Not Quite Foreign, Not Quite Ottoman: Central Asian Muslims and Imperial Citizenship in the Late Ottoman Empire

Monday, January 5, 2015: 8:50 AM
Concourse B (New York Hilton)
Lale Can, City College of New York
In 1869, the Ottoman Empire passed a law on citizenship that sough to create a loyal citizenry committed to the supranational identity of Ottomanism and to establish procedures for defining and naturalizing foreigners. Despite multilayered historical connections to the empire, Central Asian Muslims were legally excluded from enjoying rights such as landholding, which might impinge on the empire’s juridical and political sovereignty. Yet, many of these “foreign Muslims” continued to purchase land and to acquire Ottoman citizenship without fulfilling new procedural requirements – even though many individuals never legally renounced their Russian subjecthood. They also petitioned the state in large numbers for various forms of patronage, often making the case that they were entitled to certain rights as Muslims under the “moral” or “spiritual” protection of the sultan-caliph. By invoking the Ottoman sovereign’s religious authority, petitioners engaged with the rhetoric of pan-Islam and staked a claim of belonging to the state – which was for all intents and purposes inseparable from the caliphate. These foreign Muslims had become what I term the empire’s “spiritual subjects.”

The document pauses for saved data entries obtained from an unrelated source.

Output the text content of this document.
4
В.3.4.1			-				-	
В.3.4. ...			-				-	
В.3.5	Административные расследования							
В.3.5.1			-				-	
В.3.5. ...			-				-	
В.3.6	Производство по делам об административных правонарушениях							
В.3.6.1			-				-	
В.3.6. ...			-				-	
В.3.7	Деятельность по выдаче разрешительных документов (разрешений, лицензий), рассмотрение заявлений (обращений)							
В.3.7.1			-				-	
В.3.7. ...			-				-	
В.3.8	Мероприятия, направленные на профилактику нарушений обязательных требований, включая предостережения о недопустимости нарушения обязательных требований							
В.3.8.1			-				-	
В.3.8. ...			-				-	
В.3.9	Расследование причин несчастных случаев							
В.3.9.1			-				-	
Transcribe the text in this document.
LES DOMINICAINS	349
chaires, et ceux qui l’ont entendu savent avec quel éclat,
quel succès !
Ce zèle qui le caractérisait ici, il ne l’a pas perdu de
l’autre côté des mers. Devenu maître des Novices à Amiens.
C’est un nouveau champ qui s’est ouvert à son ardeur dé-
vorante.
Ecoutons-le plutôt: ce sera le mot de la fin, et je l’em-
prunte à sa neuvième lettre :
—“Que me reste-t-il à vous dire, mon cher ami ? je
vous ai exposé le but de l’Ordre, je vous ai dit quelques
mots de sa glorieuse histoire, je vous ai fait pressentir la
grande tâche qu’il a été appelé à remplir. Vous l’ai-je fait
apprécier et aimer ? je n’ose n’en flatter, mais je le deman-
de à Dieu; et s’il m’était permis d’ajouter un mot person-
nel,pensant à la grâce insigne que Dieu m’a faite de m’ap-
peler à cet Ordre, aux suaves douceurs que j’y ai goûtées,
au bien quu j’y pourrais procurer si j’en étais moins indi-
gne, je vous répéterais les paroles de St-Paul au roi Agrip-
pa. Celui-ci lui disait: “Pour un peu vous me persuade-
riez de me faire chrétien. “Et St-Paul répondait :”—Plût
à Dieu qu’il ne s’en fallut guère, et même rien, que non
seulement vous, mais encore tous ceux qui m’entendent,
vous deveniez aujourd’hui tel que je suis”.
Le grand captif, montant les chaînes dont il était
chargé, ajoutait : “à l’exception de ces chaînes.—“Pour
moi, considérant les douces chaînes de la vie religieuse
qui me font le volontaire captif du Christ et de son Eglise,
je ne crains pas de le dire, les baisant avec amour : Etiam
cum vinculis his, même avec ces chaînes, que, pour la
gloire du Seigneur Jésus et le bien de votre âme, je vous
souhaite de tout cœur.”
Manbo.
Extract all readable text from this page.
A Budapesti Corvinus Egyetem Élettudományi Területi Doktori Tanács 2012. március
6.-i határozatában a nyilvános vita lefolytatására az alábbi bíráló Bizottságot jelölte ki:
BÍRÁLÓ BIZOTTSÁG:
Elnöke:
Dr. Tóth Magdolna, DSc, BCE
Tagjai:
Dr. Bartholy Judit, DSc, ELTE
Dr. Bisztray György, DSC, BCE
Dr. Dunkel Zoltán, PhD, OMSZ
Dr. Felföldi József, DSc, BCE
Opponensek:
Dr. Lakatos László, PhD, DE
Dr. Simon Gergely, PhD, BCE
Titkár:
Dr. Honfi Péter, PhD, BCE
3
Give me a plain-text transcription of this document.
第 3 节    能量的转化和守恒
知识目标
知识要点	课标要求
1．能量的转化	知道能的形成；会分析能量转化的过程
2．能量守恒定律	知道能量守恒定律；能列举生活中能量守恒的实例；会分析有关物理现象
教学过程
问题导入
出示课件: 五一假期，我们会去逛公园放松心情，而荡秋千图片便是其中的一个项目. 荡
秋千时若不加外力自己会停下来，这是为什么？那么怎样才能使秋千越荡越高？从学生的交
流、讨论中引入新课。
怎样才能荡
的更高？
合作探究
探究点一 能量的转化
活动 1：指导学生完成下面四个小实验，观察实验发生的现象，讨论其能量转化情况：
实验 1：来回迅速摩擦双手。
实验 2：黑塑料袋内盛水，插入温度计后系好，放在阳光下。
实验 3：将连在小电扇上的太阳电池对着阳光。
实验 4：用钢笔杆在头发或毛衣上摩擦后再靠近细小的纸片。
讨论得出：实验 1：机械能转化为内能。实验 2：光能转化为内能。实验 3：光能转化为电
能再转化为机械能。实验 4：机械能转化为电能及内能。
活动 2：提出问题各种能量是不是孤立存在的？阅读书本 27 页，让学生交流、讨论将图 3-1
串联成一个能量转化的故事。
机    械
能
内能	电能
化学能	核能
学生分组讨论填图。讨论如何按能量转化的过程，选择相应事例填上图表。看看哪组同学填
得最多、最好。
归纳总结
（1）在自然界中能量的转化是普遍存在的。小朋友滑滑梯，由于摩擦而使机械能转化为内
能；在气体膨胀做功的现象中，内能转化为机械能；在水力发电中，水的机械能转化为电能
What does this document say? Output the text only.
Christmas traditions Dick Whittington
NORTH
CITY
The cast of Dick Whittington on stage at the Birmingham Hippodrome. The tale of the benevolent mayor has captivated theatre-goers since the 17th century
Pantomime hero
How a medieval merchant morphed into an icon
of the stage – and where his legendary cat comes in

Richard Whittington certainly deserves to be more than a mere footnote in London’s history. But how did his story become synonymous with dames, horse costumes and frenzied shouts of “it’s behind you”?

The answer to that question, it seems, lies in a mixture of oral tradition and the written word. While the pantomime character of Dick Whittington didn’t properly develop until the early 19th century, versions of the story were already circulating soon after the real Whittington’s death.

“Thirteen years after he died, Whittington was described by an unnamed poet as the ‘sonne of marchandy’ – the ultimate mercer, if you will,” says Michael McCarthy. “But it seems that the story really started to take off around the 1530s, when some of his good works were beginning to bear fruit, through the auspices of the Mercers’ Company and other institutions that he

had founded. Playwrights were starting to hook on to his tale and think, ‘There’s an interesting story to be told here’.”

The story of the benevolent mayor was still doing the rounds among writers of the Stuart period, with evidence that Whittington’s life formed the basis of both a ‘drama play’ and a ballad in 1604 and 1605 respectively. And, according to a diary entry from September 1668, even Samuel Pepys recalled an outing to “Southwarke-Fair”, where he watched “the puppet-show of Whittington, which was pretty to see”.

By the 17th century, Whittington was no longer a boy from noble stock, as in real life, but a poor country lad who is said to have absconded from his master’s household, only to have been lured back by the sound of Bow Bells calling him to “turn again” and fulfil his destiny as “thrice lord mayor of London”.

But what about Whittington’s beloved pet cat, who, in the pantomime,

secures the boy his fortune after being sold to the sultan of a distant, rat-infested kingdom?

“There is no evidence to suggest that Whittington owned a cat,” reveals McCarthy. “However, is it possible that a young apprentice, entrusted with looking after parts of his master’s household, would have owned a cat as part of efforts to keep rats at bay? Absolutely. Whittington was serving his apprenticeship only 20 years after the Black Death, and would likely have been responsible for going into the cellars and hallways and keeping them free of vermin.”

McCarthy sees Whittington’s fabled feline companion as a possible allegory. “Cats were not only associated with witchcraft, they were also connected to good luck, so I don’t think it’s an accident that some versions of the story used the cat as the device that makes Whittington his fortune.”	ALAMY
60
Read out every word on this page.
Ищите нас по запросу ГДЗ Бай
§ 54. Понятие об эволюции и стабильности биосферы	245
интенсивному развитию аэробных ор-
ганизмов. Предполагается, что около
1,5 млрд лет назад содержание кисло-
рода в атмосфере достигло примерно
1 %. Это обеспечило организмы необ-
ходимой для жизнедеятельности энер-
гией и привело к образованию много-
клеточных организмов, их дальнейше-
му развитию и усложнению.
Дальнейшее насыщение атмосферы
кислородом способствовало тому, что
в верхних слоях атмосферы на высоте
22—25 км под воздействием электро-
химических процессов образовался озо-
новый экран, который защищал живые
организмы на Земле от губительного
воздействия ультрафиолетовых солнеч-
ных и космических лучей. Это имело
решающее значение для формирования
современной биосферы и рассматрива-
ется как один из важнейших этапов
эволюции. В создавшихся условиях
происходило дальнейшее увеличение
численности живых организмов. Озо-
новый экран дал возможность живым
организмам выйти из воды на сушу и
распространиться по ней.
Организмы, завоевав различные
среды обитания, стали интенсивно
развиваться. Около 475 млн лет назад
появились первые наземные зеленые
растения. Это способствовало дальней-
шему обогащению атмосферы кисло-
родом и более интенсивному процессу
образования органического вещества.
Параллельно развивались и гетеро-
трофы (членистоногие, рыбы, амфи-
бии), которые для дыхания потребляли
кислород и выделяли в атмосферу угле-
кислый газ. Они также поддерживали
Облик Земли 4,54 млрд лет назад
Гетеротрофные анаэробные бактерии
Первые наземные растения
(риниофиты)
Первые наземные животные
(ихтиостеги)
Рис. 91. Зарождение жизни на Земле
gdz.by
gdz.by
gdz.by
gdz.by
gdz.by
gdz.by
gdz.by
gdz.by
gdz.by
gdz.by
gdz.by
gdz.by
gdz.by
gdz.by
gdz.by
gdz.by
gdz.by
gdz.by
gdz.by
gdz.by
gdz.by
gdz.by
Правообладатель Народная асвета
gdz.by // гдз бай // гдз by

Through an analysis of the application of citizenship laws to Central Asians and Ottoman debates about what rights they enjoyed vis-à-vis the caliphate, this paper will flesh out the idea of spiritual subjecthood/citizenship in polities that derived legitimacy from ecumenical forms of religious authority. Drawing on new archival research, it will consider how Islamic notions of patronage and protection continued to operate alongside secular legal reforms, and how the promotion of the caliphate was in tension with attempts to create a more exclusive, territorially-bounded form of citizenship. In exploring the citizenship-like status of Central Asian Muslims, this case study will highlight the continued salience of religion rather than ethnicity or imperial identity in determining the basis for imperial citizenship, well into the early twentieth century.